In Britain the attempts to link all laboring men together in “general trades’ unions,” i.e., to break through the sectional and local isolation of particular groups of workers to the national, perhaps even the universal solidarity of the laboring class, began in 1818 and were pursued with feverish intensity between 1829 and 1834.12

So it is not so easy to get a fix on the politics of the Bull Ring. This uncertainty will pale against the events of three years later, perhaps the most undecidable in Great Britain’s nineteenth century. The mystery is all there in a single sentence: “The point of spontaneous social combustion in Britain was reached in the unplanned Chartist general strike of the summer of 1842 (the so-called ‘plug riots’).”13

“Spontaneous,” “unplanned.” We will want to mark these words; we know all too well they mean the riot. The episode leaps from the Staffordshire miners to factories, mills, and mines across Great Britain, finally gathering more than a million workers into its sweep. It bears the basic features of the labor strike rather perfectly: It takes the form of work refusal. Following on three years of industrial breakdown, its main demands, passed as resolutions throughout the action, concern the length of the working day and the restoration of wages to 1820 levels, as well as rent reductions. Hobsbawm continues to insist, however, that it is both too much strike and too little: “The general strike proved inapplicable under Chartism, except (in 1842) as a spontaneously spreading hunger-riot.”14 In all of this, he seems anxious to recognize that the strike and riot might be continuous while still trying to preserve an idea of the pure strike as something else again. It’s a muddle. But that muddle is the truth of things.

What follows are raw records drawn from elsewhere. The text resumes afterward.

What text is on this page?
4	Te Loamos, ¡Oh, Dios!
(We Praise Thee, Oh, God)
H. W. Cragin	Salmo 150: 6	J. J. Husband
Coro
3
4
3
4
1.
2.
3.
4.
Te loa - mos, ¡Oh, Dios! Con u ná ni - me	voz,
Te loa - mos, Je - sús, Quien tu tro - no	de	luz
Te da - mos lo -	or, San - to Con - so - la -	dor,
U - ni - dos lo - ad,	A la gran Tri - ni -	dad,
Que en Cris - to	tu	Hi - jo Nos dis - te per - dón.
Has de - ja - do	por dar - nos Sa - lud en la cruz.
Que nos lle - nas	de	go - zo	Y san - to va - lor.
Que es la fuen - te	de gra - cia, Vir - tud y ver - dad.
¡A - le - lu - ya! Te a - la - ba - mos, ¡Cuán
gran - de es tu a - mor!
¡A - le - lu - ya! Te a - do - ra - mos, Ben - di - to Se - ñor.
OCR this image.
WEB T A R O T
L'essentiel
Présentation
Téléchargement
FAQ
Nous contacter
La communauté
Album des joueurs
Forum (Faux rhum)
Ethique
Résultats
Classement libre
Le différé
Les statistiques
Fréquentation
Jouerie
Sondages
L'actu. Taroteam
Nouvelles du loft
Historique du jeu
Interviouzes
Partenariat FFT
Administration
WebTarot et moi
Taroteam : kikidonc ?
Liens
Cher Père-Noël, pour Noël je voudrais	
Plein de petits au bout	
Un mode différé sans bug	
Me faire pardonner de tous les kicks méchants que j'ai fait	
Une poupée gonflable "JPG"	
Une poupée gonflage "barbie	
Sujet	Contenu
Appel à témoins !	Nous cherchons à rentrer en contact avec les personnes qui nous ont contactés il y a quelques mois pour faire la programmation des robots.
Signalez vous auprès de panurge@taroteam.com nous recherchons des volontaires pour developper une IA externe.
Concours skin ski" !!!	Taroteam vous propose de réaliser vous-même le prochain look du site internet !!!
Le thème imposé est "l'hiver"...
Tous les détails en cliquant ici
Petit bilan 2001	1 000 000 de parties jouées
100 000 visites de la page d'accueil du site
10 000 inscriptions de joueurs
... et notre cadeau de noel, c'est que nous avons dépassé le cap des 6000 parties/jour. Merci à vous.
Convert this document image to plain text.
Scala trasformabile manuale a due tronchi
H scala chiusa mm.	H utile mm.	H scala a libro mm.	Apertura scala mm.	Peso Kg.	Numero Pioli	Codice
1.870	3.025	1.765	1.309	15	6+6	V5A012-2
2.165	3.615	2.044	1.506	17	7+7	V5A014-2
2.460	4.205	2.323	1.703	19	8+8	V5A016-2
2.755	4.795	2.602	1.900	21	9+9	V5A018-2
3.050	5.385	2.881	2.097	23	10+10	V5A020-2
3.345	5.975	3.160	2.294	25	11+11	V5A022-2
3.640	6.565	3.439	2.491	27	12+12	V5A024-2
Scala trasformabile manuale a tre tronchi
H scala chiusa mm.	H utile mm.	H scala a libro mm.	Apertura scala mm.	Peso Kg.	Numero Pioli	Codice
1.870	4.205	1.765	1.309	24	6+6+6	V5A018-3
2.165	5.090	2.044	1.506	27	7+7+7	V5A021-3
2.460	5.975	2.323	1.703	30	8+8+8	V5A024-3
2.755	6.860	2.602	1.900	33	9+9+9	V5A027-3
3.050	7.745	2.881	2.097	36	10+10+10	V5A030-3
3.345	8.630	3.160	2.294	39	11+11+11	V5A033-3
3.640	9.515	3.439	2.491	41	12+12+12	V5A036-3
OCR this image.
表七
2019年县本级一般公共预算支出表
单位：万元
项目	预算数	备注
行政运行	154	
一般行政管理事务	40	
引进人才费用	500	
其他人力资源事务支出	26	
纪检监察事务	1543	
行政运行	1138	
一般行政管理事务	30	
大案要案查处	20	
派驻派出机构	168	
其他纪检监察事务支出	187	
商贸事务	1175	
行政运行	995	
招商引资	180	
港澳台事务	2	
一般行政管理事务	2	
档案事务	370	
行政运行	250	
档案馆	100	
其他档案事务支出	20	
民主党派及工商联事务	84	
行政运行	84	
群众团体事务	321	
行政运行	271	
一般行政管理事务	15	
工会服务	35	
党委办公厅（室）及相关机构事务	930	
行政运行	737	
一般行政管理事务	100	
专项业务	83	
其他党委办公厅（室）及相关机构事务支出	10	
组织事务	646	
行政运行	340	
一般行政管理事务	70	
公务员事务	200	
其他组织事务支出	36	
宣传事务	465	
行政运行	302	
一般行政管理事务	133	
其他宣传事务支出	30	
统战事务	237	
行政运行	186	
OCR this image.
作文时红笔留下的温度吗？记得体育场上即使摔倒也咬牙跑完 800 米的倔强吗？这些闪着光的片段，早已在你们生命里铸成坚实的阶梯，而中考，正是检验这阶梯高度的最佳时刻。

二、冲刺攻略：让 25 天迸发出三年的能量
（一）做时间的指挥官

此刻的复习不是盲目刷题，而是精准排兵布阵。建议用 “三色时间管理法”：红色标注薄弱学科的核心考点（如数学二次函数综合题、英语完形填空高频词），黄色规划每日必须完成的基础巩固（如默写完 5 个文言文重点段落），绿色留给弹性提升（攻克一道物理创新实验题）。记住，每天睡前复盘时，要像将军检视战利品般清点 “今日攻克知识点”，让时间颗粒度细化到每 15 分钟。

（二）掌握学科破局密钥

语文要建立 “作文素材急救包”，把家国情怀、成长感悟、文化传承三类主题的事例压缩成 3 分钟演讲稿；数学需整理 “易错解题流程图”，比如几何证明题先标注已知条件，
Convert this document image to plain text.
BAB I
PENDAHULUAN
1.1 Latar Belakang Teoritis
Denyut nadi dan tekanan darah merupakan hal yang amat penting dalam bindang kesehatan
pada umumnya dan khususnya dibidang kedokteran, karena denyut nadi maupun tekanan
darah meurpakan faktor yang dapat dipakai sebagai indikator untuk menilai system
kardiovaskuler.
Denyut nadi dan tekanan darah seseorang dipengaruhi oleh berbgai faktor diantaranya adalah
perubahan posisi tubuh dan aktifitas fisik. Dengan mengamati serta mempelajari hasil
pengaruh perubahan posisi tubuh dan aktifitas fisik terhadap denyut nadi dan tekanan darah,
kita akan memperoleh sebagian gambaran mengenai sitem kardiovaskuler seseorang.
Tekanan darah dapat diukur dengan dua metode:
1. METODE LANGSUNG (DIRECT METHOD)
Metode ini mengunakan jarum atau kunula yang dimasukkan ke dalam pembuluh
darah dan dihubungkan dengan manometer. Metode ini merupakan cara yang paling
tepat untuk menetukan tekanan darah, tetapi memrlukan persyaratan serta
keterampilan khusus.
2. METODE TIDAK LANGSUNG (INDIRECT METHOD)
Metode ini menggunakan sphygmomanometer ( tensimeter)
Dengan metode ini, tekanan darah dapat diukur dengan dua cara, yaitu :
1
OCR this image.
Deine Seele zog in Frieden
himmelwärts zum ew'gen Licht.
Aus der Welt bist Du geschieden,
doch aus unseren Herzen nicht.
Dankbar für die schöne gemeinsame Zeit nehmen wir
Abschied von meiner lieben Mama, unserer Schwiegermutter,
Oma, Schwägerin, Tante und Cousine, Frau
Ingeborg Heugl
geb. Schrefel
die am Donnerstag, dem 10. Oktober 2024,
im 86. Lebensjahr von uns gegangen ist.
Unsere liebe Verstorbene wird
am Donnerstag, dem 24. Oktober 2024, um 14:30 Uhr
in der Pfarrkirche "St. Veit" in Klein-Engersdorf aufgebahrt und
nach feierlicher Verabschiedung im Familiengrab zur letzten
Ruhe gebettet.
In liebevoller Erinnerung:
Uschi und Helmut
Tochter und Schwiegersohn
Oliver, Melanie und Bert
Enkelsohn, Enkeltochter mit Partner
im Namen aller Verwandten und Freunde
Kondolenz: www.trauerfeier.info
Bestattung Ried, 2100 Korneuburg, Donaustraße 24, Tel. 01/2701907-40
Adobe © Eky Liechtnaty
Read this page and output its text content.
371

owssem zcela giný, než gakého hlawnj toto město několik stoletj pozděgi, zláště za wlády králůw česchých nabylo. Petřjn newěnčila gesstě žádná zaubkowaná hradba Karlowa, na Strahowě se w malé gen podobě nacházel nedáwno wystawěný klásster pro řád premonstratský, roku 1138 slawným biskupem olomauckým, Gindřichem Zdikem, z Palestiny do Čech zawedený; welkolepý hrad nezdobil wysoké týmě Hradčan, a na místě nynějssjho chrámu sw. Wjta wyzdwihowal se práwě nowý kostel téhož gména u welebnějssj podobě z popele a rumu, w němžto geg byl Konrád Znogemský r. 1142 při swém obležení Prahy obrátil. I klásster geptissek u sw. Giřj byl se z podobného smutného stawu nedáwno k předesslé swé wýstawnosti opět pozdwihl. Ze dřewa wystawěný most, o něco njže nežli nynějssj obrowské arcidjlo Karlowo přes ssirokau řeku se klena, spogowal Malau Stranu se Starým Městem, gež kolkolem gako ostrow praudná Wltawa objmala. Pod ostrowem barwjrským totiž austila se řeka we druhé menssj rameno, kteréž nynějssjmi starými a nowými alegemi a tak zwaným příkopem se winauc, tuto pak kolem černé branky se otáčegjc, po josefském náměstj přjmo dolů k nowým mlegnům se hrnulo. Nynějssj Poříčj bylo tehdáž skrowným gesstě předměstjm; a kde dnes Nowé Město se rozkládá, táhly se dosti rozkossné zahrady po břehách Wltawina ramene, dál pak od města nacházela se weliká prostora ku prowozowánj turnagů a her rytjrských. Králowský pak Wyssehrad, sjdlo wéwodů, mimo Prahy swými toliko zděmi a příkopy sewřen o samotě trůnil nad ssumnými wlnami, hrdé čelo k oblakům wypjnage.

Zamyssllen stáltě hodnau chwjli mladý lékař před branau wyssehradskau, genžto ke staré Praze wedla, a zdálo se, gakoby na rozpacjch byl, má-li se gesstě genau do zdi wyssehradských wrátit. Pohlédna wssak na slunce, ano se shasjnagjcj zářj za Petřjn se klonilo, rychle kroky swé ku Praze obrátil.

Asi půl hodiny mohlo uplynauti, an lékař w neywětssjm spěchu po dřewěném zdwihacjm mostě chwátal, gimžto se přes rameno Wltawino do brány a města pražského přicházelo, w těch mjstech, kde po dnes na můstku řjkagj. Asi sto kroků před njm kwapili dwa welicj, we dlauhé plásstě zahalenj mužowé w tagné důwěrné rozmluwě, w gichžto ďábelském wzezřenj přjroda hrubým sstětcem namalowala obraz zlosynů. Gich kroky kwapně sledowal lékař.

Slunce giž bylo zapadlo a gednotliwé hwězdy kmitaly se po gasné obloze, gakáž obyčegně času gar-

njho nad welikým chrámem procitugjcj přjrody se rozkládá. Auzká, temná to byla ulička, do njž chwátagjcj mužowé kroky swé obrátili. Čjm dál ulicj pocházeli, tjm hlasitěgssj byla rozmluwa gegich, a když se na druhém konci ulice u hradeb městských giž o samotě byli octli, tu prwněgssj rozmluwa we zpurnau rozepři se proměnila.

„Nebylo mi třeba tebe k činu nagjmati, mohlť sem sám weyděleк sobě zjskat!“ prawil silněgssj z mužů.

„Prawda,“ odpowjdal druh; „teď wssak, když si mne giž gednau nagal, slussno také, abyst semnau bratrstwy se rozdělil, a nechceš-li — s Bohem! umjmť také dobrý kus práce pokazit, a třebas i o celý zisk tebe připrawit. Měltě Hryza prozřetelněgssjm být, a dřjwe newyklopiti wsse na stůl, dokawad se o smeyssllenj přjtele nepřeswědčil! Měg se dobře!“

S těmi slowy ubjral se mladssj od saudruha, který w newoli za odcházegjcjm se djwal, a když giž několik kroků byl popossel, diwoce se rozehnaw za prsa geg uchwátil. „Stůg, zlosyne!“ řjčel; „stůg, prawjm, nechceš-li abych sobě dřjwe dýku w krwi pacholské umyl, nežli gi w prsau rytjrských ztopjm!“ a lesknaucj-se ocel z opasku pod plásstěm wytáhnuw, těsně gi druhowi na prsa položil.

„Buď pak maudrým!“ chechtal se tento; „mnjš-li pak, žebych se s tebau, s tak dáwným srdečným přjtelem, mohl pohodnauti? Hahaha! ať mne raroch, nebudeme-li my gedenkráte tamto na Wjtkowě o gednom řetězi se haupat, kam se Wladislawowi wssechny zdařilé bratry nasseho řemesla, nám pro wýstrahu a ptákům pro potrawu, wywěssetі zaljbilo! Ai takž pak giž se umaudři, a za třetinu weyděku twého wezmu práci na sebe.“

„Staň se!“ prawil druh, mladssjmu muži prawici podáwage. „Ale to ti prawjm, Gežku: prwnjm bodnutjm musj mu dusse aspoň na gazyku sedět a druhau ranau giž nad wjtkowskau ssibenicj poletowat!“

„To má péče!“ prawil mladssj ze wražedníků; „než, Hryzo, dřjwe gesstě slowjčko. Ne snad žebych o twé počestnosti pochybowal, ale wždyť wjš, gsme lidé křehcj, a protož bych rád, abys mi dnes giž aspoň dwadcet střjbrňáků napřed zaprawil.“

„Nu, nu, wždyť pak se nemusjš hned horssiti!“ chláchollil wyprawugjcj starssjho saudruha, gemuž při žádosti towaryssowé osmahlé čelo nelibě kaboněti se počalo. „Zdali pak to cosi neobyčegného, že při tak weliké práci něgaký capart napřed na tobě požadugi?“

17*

These slippages are the inevitable outcome of letting form stand too easily for content. They are also signs of Jameson’s coexistence, of the presence of tensions within the diachronic spiral of capital. As such, they make other moments of coexistence, other moments of metamorphosis within capital and thus in its forms of collective action, thinkable. Since the weight of this book tilts toward thinking a complementary metamorphosis in the present, this is suggestive indeed.